I agree. The problem with attempting to make subtle technical points digestible by untrained people is that the larger meaning of the exercise is likely to be lost along with the details. This would probably be a good demonstration to show to investors in your NN-based startup, because it seems impressive. But if I had to state the take-home message of this that the average person should care about, I'm not sure there is one. There are simpler systems with the same property that are taught to undergraduate engineers (and NNs don't represent a novel path to having it, even); there's a great distance between approximating functions and solving practical ML problems.

Edit: To me, personally, I would have been more interested had this been an argument about back propagation for training NNs. I suspected NNs could do this because of what's in them, but training is as much of a constraint on what they can actually do.




Yep, it's funny how different people can have different reactions. The headline of the article said "any function", and so did the first sentence of the post ("any function at all").

Later on in the article, it's qualified, but tempers are already rising.

Here come people with their non-computable functions, their unmeasurable functions, their nowhere-continuous functions, all wanting to get approximated. In sup norm! On unbounded sets!

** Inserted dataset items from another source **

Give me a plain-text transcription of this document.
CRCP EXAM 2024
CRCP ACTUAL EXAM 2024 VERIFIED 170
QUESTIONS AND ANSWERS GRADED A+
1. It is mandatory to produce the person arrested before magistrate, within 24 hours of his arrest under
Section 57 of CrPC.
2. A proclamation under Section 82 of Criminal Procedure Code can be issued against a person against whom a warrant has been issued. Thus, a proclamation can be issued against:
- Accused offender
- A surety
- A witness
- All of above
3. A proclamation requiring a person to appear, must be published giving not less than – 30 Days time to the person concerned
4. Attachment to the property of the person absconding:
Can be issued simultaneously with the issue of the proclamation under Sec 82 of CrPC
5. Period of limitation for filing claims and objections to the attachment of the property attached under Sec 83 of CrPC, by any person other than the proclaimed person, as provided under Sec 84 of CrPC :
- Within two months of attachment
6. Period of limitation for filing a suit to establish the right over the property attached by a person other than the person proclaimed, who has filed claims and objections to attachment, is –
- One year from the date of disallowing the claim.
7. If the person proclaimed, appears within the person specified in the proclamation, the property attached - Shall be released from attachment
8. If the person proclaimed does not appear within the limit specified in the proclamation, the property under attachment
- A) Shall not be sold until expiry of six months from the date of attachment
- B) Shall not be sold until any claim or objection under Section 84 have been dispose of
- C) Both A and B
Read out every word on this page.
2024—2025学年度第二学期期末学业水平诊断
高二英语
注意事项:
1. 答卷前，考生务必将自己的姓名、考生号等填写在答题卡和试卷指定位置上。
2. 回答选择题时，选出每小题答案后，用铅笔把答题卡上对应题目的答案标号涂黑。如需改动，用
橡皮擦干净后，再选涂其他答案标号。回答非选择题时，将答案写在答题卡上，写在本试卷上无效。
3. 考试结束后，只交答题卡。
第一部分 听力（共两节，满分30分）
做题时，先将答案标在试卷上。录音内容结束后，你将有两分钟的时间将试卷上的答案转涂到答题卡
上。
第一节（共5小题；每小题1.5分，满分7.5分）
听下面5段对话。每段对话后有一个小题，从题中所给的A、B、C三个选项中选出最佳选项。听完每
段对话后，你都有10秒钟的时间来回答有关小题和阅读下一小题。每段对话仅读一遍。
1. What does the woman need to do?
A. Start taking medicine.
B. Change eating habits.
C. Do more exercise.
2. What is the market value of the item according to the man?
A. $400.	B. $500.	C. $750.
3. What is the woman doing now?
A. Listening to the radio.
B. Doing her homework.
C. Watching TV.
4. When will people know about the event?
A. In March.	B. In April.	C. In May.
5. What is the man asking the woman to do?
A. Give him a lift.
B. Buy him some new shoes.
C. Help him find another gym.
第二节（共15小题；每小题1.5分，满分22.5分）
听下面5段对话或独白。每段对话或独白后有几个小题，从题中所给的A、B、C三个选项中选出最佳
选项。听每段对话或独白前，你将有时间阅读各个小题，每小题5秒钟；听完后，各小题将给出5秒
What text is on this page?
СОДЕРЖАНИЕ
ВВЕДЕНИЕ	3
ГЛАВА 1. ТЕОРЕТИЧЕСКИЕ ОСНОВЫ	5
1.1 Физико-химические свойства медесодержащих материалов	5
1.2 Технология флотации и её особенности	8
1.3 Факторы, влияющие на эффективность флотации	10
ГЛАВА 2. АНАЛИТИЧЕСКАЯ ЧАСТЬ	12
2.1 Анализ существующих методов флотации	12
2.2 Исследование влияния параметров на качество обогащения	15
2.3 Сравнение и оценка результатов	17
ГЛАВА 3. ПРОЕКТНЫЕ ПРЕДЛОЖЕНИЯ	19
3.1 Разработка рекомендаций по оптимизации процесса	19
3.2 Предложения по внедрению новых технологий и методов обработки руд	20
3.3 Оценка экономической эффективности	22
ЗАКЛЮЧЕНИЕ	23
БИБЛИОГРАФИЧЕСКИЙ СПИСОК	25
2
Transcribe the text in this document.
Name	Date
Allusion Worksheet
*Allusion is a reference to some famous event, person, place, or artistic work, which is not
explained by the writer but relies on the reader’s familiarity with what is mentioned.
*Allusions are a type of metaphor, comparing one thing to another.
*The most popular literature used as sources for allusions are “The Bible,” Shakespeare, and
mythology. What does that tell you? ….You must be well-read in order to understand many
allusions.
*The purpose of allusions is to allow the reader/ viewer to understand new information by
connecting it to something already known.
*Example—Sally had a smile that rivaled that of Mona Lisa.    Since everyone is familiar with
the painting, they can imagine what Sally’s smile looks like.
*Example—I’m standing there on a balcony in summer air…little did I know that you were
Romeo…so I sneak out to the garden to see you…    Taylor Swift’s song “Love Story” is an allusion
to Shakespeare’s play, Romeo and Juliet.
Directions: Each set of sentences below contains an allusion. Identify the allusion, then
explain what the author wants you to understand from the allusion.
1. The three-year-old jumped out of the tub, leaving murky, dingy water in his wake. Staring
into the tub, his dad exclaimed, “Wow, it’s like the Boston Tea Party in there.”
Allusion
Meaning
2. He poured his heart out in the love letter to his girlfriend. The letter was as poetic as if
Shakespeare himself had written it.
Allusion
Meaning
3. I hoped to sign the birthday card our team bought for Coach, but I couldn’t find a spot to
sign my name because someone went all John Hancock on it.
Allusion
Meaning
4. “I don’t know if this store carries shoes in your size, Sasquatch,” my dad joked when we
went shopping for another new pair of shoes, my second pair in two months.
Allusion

Irksome, greedy, and vexatious.


It can learn any input to output mapping. What more do you want?


The article doesn't say anything about whether it can learn it, just that it can represent it.


The proof is constructive, so actually you can. Just create a few neurons for the "tower function" and the correct output weight at every point you want to map.

If you mean learn functions efficiently with few parameters, or in ways that generalize well, the article makes no claims about that at all. There are two "no free lunch" theorems. One of which says that it's impossible to guarantee any method will generalize well on all problems, and the other that says it's impossible to guarantee any optimization method will work well on all problems. You just have to make strong assumptions like "my function can be modeled by a neural net" or "the error function is convex."

However neural networks are agnostic to the optimization algorithm you use to set their weights. There are many different ones.